Fomos colônia escravista e monocultora importando manufaturados por quase todo nosso enredo, subjugados por ditaduras militares, absolutismos e oligarquias do latifúndio. No Brasil a “sorte” sorriu para as elites agrárias no norte, centro e nordeste e para alguns imigrantes bem sucedidos nos mais urbanizados sul e sudeste. A conta dessa história não pode jamais ser cobrada do povo, pois é o povo quem sempre sofreu e ainda sofre com o fardo da história.

Nosso atraso em relação a outras nações é resultado de uma histórica e forte plutocracia. Durante todo o período da colônia, vice-reino, império e por maior parte da república, fomos dirigidos pelos mais ricos, por elites defendendo seus interesses. E ainda é assim, mesmo com a ascensão de um metalúrgico ao poder.

As elites controlam os meios de comunicação, como as grandes Globo, Folha, Abril, Estado e a agropecuarista Band; controlam as leis em Brasília com os direitistas PSDB, DEM, partidões disformes e incongruentes como PMDB e PSD e partidos menores que abrigam interesses pouco coletivos em ideologias muito abstratas; e controlam também os interesses do capital estrangeiro com grandes multinacionais e seus lobbies, sobretudo o fiscal.

Se a Educação no Brasil ainda é fraca, isso é decorrência da história. O ensino público, de qualidade e universal, nunca foi do interesse das elites que conduziram a grã-canoa brasileira por 5 séculos. O trabalhador teve que trabalhar, Educação é um negócio perigoso pra quem está no poder, iluminação política crítica derruba regimes e emancipa almas que se tornam conscientes de seus fados. Desse modo, foi difundida a “cultura da ignorância”, apontada por Florestan Fernandes, pela elite às massas durante nossa história.

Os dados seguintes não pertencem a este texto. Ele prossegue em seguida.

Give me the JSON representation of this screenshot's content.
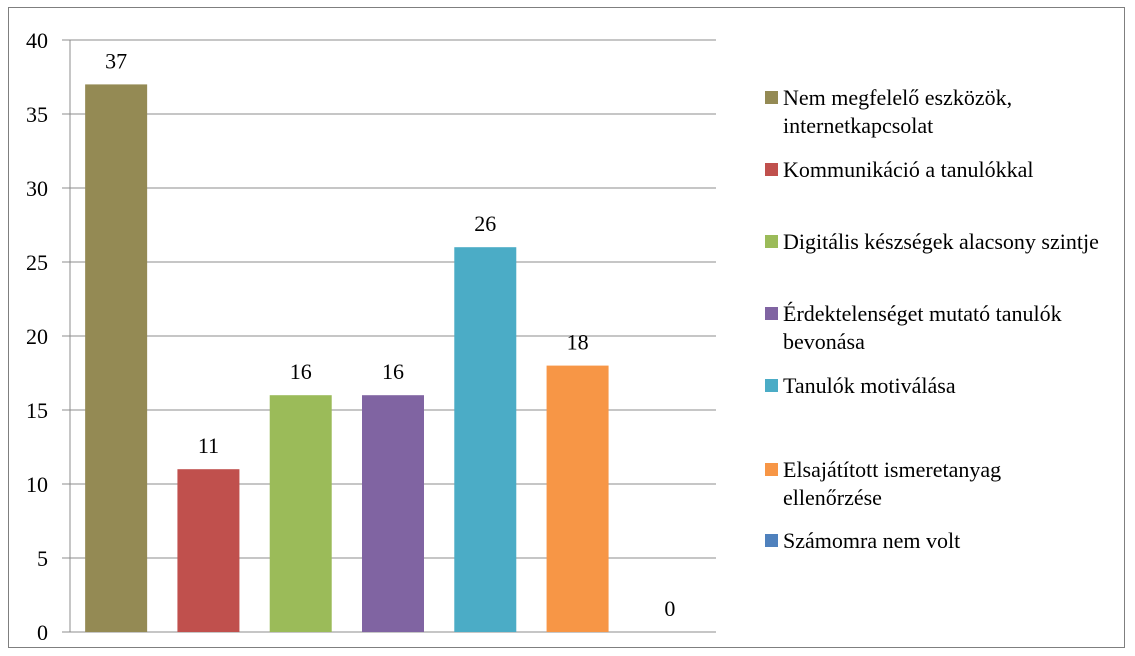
{
  "chart_data": {
    "type": "bar",
    "title": "",
    "xlabel": "",
    "ylabel": "",
    "ylim": [
      0,
      40
    ],
    "yticks": [
      0,
      5,
      10,
      15,
      20,
      25,
      30,
      35,
      40
    ],
    "grid": true,
    "legend_position": "right",
    "series": [
      {
        "name": "Nem megfelelő eszközök, internetkapcsolat",
        "value": 37,
        "color": "#948A54"
      },
      {
        "name": "Kommunikáció a tanulókkal",
        "value": 11,
        "color": "#C0504D"
      },
      {
        "name": "Digitális készségek alacsony szintje",
        "value": 16,
        "color": "#9BBB59"
      },
      {
        "name": "Érdektelenséget mutató tanulók bevonása",
        "value": 16,
        "color": "#8064A2"
      },
      {
        "name": "Tanulók motiválása",
        "value": 26,
        "color": "#4BACC6"
      },
      {
        "name": "Elsajátított ismeretanyag ellenőrzése",
        "value": 18,
        "color": "#F79646"
      },
      {
        "name": "Számomra nem volt",
        "value": 0,
        "color": "#4F81BD"
      }
    ]
  }
}
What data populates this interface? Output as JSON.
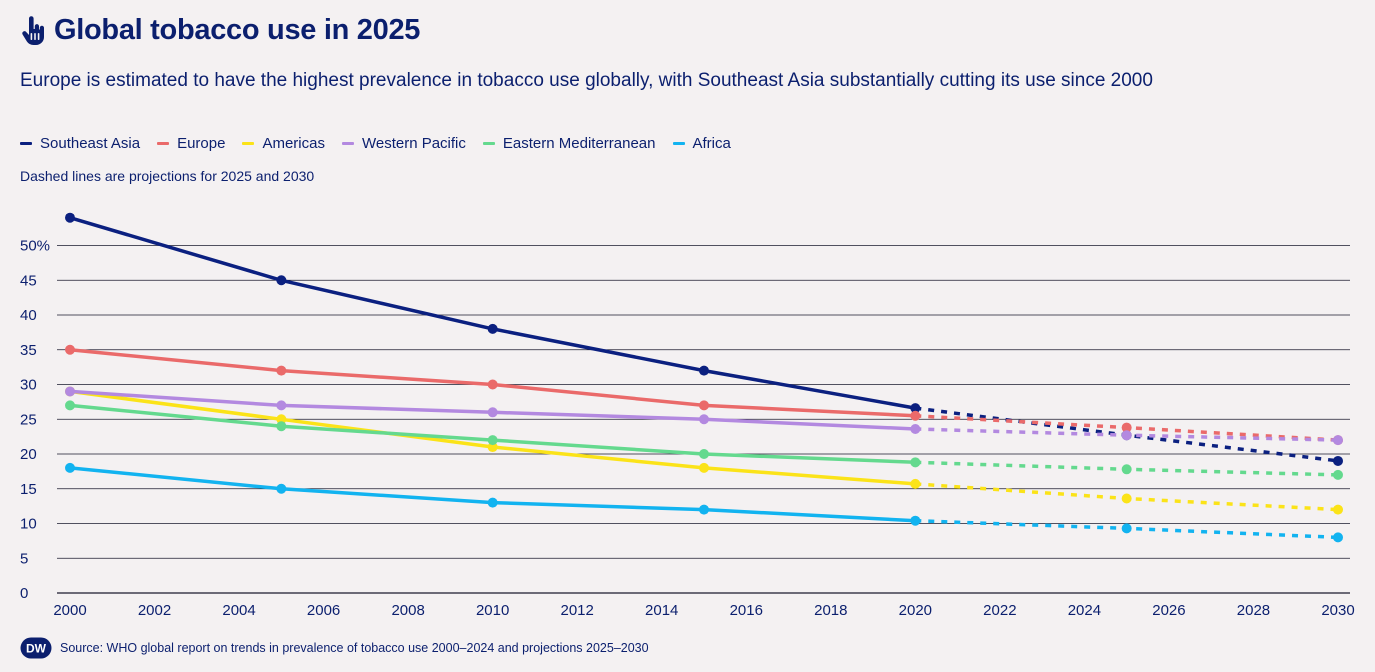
{
  "header": {
    "title": "Global tobacco use in 2025",
    "icon": "hand-pointer-icon",
    "subtitle": "Europe is estimated to have the highest prevalence in tobacco use globally, with Southeast Asia substantially cutting its use since 2000"
  },
  "note": "Dashed lines are projections for 2025 and 2030",
  "footer": {
    "logo": "DW",
    "source": "Source: WHO global report on trends in prevalence of tobacco use 2000–2024 and projections 2025–2030"
  },
  "chart_data": {
    "type": "line",
    "title": "Global tobacco use in 2025",
    "xlabel": "",
    "ylabel": "",
    "xlim": [
      2000,
      2030
    ],
    "ylim": [
      0,
      50
    ],
    "x_ticks": [
      "2000",
      "2002",
      "2004",
      "2006",
      "2008",
      "2010",
      "2012",
      "2014",
      "2016",
      "2018",
      "2020",
      "2022",
      "2024",
      "2026",
      "2028",
      "2030"
    ],
    "y_ticks": [
      "0",
      "5",
      "10",
      "15",
      "20",
      "25",
      "30",
      "35",
      "40",
      "45",
      "50%"
    ],
    "grid": "horizontal",
    "legend_position": "top-left",
    "projection_start": 2020,
    "series": [
      {
        "name": "Southeast Asia",
        "color": "#0b2080",
        "x": [
          2000,
          2005,
          2010,
          2015,
          2020,
          2025,
          2030
        ],
        "values": [
          54,
          45,
          38,
          32,
          26.6,
          22.7,
          19
        ]
      },
      {
        "name": "Europe",
        "color": "#ea6a6a",
        "x": [
          2000,
          2005,
          2010,
          2015,
          2020,
          2025,
          2030
        ],
        "values": [
          35,
          32,
          30,
          27,
          25.5,
          23.8,
          22
        ]
      },
      {
        "name": "Americas",
        "color": "#fbe318",
        "x": [
          2000,
          2005,
          2010,
          2015,
          2020,
          2025,
          2030
        ],
        "values": [
          29,
          25,
          21,
          18,
          15.7,
          13.6,
          12
        ]
      },
      {
        "name": "Western Pacific",
        "color": "#b389e0",
        "x": [
          2000,
          2005,
          2010,
          2015,
          2020,
          2025,
          2030
        ],
        "values": [
          29,
          27,
          26,
          25,
          23.6,
          22.7,
          22
        ]
      },
      {
        "name": "Eastern Mediterranean",
        "color": "#64d98e",
        "x": [
          2000,
          2005,
          2010,
          2015,
          2020,
          2025,
          2030
        ],
        "values": [
          27,
          24,
          22,
          20,
          18.8,
          17.8,
          17
        ]
      },
      {
        "name": "Africa",
        "color": "#12b3f0",
        "x": [
          2000,
          2005,
          2010,
          2015,
          2020,
          2025,
          2030
        ],
        "values": [
          18,
          15,
          13,
          12,
          10.4,
          9.3,
          8
        ]
      }
    ]
  }
}
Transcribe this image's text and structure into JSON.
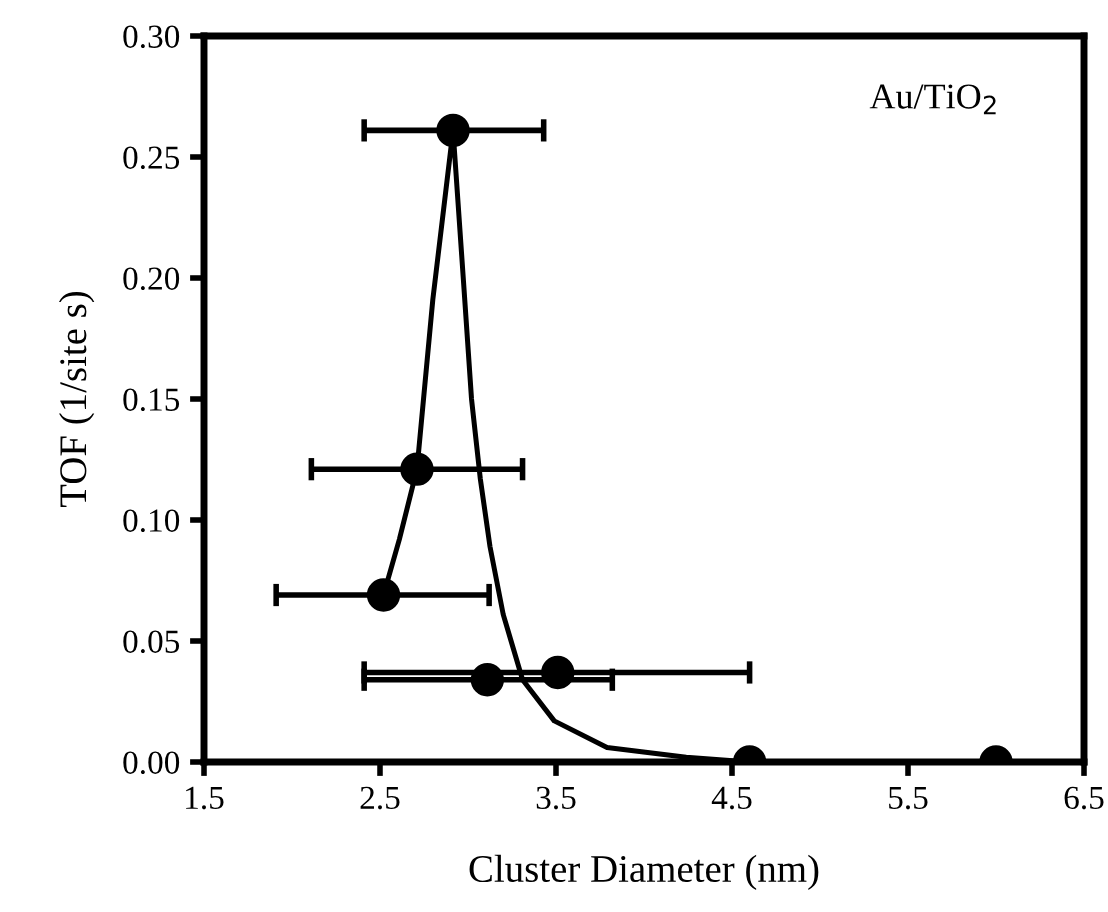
{
  "chart_data": {
    "type": "scatter",
    "xlabel": "Cluster Diameter (nm)",
    "ylabel": "TOF (1/site s)",
    "annotations": [
      "Au/TiO$_{2}$"
    ],
    "xlim": [
      1.5,
      6.5
    ],
    "ylim": [
      0,
      0.3
    ],
    "xticks": [
      1.5,
      2.5,
      3.5,
      4.5,
      5.5,
      6.5
    ],
    "yticks": [
      {
        "value": 0,
        "label": "0.00"
      },
      {
        "value": 0.05,
        "label": "0.05"
      },
      {
        "value": 0.1,
        "label": "0.10"
      },
      {
        "value": 0.15,
        "label": "0.15"
      },
      {
        "value": 0.2,
        "label": "0.20"
      },
      {
        "value": 0.25,
        "label": "0.25"
      },
      {
        "value": 0.3,
        "label": "0.30"
      }
    ],
    "grid": false,
    "legend": false,
    "marker": "circle",
    "series": [
      {
        "type": "line",
        "color": "#000000",
        "marker": "none",
        "line_style": "solid",
        "x": [
          2.52,
          2.61,
          2.71,
          2.8,
          2.915,
          2.974,
          3.02,
          3.07,
          3.125,
          3.2,
          3.31,
          3.49,
          3.79,
          4.24,
          4.6,
          6.0,
          6.5
        ],
        "values": [
          0.069,
          0.092,
          0.121,
          0.191,
          0.261,
          0.199,
          0.15,
          0.117,
          0.089,
          0.061,
          0.034,
          0.017,
          0.006,
          0.002,
          0.0,
          0.0,
          0.0
        ]
      },
      {
        "color": "#000000",
        "x": [
          2.915,
          2.71,
          2.52,
          3.11,
          3.51,
          4.6,
          6.0
        ],
        "values": [
          0.261,
          0.121,
          0.069,
          0.034,
          0.037,
          0.0,
          0.0
        ],
        "xerrors": [
          [
            2.41,
            3.43
          ],
          [
            2.11,
            3.31
          ],
          [
            1.91,
            3.12
          ],
          [
            2.41,
            3.82
          ],
          [
            2.41,
            4.6
          ],
          null,
          null
        ]
      }
    ]
  }
}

E essa conta não pode mesmo ser debitada do povo brasileiro, sempre alheio ao seu destino político. Se hoje temos falhas, corrupção, baixos índices na Educação e Saúde, temos também um pequeno grupo a quem não confiar mais o destino da nação. O Brasil foi feito assim, por uma elite plutocrática, oligárquica, corporativista, segregacionista, clientelista, patrimonialista, exploradora e usurpadora de direitos.

Uma elite que ainda está aí, sustentada pela preguiça e má-fé políticas das classes alta e média, mais preocupadas em continuar ecoando a oca lamúria “vira-lata” em vez de assumir suas responsabilidades dentro da inescapável coletividade nacional. Fomos feitos assim.